A recently emerged group Secular Pro-Life (“Pro-life for a reason”) seeks to take the pro-life movement “beyond the cathedral walls” and present the pro-life case, while respecting and including religious people, in non-sectarian terms. The group is for those who believe abortion violates a constitutional right to life, science shows human life begins at conception, abortion hurts women, and are eager to save lives and fight the false media portrayal that all pro-life Americans are “religious extremists.” Beyond the ardent fundamentalist evangelical Christians, this would strike so-called secularists as unfathomable. How can someone oppose “choice” for secular reasons?
The group most important to contradicting mainstream presumption, in my view, are pro-life Democrats. The progressive liberalism dominating the Democratic Party, which includes a rigid litmus test for being “pro-choice,” is a formidable challenge for the pro-life movement, not to mention, an extreme political calculation on the part of Democrats. The conventional political assumption that people who have pro-life views on abortion are “conservative” is nonsense. If the Democratic Party wants to be successful, it will have to accommodate those with diverse views on this issue.
If the pro-life movement wants to be successful, non-Democratic pro-life Americans will have to be, somewhat, reasonably less suspicious and hostile with their pro-life allies that are not committed conservatives nor Republicans. In fact, more support from the broader pro-life movement would be a great start.

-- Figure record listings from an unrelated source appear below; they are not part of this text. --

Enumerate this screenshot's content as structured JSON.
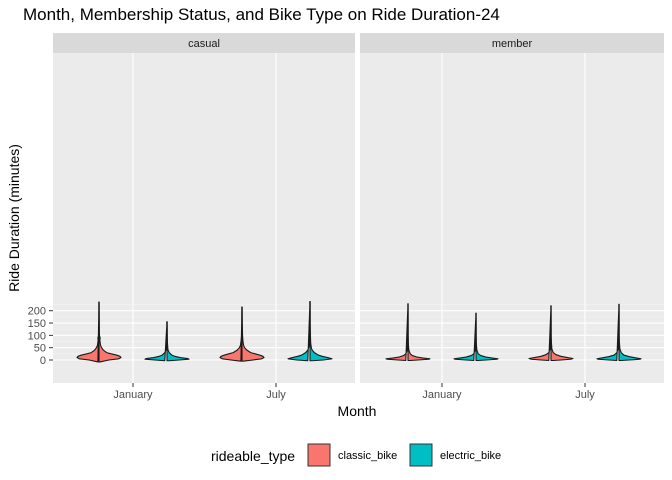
{
  "chart_data": {
    "type": "violin",
    "title": "Month, Membership Status, and Bike Type on Ride Duration-24",
    "xlabel": "Month",
    "ylabel": "Ride Duration (minutes)",
    "ylim": [
      -10,
      250
    ],
    "yticks": [
      0,
      50,
      100,
      150,
      200
    ],
    "categories": [
      "January",
      "July"
    ],
    "facets": [
      "casual",
      "member"
    ],
    "grid": true,
    "legend": {
      "title": "rideable_type",
      "position": "bottom",
      "entries": [
        {
          "label": "classic_bike",
          "color": "#F8766D"
        },
        {
          "label": "electric_bike",
          "color": "#00BFC4"
        }
      ]
    },
    "violins": [
      {
        "facet": "casual",
        "month": "January",
        "type": "classic_bike",
        "min": -8,
        "max": 235,
        "profile": [
          [
            -8,
            0.05
          ],
          [
            0,
            0.45
          ],
          [
            5,
            0.9
          ],
          [
            10,
            1.0
          ],
          [
            15,
            0.95
          ],
          [
            20,
            0.8
          ],
          [
            25,
            0.55
          ],
          [
            30,
            0.35
          ],
          [
            40,
            0.2
          ],
          [
            50,
            0.12
          ],
          [
            60,
            0.07
          ],
          [
            80,
            0.04
          ],
          [
            90,
            0.05
          ],
          [
            100,
            0.02
          ],
          [
            150,
            0.015
          ],
          [
            200,
            0.012
          ],
          [
            235,
            0.01
          ]
        ]
      },
      {
        "facet": "casual",
        "month": "January",
        "type": "electric_bike",
        "min": -3,
        "max": 155,
        "profile": [
          [
            -3,
            0.1
          ],
          [
            0,
            0.55
          ],
          [
            3,
            1.0
          ],
          [
            6,
            0.95
          ],
          [
            10,
            0.6
          ],
          [
            15,
            0.35
          ],
          [
            20,
            0.22
          ],
          [
            30,
            0.1
          ],
          [
            40,
            0.05
          ],
          [
            50,
            0.035
          ],
          [
            70,
            0.02
          ],
          [
            100,
            0.015
          ],
          [
            155,
            0.01
          ]
        ]
      },
      {
        "facet": "casual",
        "month": "July",
        "type": "classic_bike",
        "min": -5,
        "max": 215,
        "profile": [
          [
            -5,
            0.05
          ],
          [
            0,
            0.5
          ],
          [
            5,
            0.9
          ],
          [
            10,
            1.0
          ],
          [
            15,
            0.95
          ],
          [
            20,
            0.8
          ],
          [
            25,
            0.6
          ],
          [
            30,
            0.4
          ],
          [
            40,
            0.22
          ],
          [
            50,
            0.12
          ],
          [
            60,
            0.07
          ],
          [
            80,
            0.04
          ],
          [
            100,
            0.025
          ],
          [
            150,
            0.015
          ],
          [
            215,
            0.01
          ]
        ]
      },
      {
        "facet": "casual",
        "month": "July",
        "type": "electric_bike",
        "min": -3,
        "max": 237,
        "profile": [
          [
            -3,
            0.1
          ],
          [
            0,
            0.6
          ],
          [
            5,
            1.0
          ],
          [
            10,
            0.8
          ],
          [
            15,
            0.55
          ],
          [
            20,
            0.38
          ],
          [
            30,
            0.2
          ],
          [
            40,
            0.1
          ],
          [
            50,
            0.06
          ],
          [
            70,
            0.03
          ],
          [
            100,
            0.02
          ],
          [
            150,
            0.012
          ],
          [
            237,
            0.01
          ]
        ]
      },
      {
        "facet": "member",
        "month": "January",
        "type": "classic_bike",
        "min": -2,
        "max": 228,
        "profile": [
          [
            -2,
            0.1
          ],
          [
            0,
            0.45
          ],
          [
            3,
            0.95
          ],
          [
            5,
            1.0
          ],
          [
            8,
            0.7
          ],
          [
            12,
            0.4
          ],
          [
            18,
            0.2
          ],
          [
            25,
            0.1
          ],
          [
            40,
            0.04
          ],
          [
            60,
            0.02
          ],
          [
            100,
            0.012
          ],
          [
            228,
            0.008
          ]
        ]
      },
      {
        "facet": "member",
        "month": "January",
        "type": "electric_bike",
        "min": -2,
        "max": 190,
        "profile": [
          [
            -2,
            0.1
          ],
          [
            0,
            0.45
          ],
          [
            3,
            0.95
          ],
          [
            5,
            1.0
          ],
          [
            8,
            0.75
          ],
          [
            12,
            0.45
          ],
          [
            18,
            0.22
          ],
          [
            25,
            0.1
          ],
          [
            40,
            0.04
          ],
          [
            60,
            0.02
          ],
          [
            100,
            0.012
          ],
          [
            190,
            0.008
          ]
        ]
      },
      {
        "facet": "member",
        "month": "July",
        "type": "classic_bike",
        "min": -2,
        "max": 220,
        "profile": [
          [
            -2,
            0.1
          ],
          [
            0,
            0.45
          ],
          [
            3,
            0.9
          ],
          [
            6,
            1.0
          ],
          [
            10,
            0.75
          ],
          [
            15,
            0.45
          ],
          [
            22,
            0.22
          ],
          [
            30,
            0.1
          ],
          [
            45,
            0.04
          ],
          [
            70,
            0.02
          ],
          [
            100,
            0.012
          ],
          [
            220,
            0.008
          ]
        ]
      },
      {
        "facet": "member",
        "month": "July",
        "type": "electric_bike",
        "min": -2,
        "max": 226,
        "profile": [
          [
            -2,
            0.1
          ],
          [
            0,
            0.45
          ],
          [
            3,
            0.95
          ],
          [
            5,
            1.0
          ],
          [
            9,
            0.75
          ],
          [
            14,
            0.45
          ],
          [
            20,
            0.22
          ],
          [
            30,
            0.1
          ],
          [
            45,
            0.04
          ],
          [
            70,
            0.02
          ],
          [
            100,
            0.012
          ],
          [
            226,
            0.008
          ]
        ]
      }
    ]
  }
}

Pro-life Democrats, on the other hand, can help by doing two things. The first is undoubtedly being more bold and courageous on behalf of the voiceless. The second is an intellectual point. Pro-life Democrats do not always acknowledge that there are, perhaps, legitimate reasons besides avarice and insensitivity to prefer private-sector solutions to social problems. In other words, every budget cut to a social program is not in and of itself “anti-life,” just as though it were a vote to make murder legal. If this were not true, we would be obligated to increase public health and welfare budgets ad infinitum. The disagreement is over the most effective means for accomplishing a task, therefore, the debate should be about policy not the intentions of the other side; though, this should not be taken as a suggestion that the “other side” is much better in this regard.
The greater purpose of pro-life Democrats beyond fighting for the sanctity of human life, can and must be a saving grace for the Democratic Party. For decades the Democratic Party dominated the federal government and beginning in the 1970s, it began to lose many of its members and pro-life Democrats, in their unique experience of the party, know why. The Democratic Party for decades was defined by its economic and foreign policy agenda with members of the party having diverse opinion on various social issues of the day. Now the Democratic Party is the opposite: a social liberal party with diverse economic views. It is with this new trend that the Democrats are politically doomed precisely because the party has chosen to define itself by its social liberalism. The opposite strategy, I find, is better for the party and for the country.
To the greater point: such pro-life groups, no matter how small or different, serve the great purpose of bringing the pro-life perspective to people who, for a number of reasons, might otherwise be predisposed against it. If the pro-life movement is to succeed then there will have to be room for disagreement about other political matters so that it a broad consensus may be forged.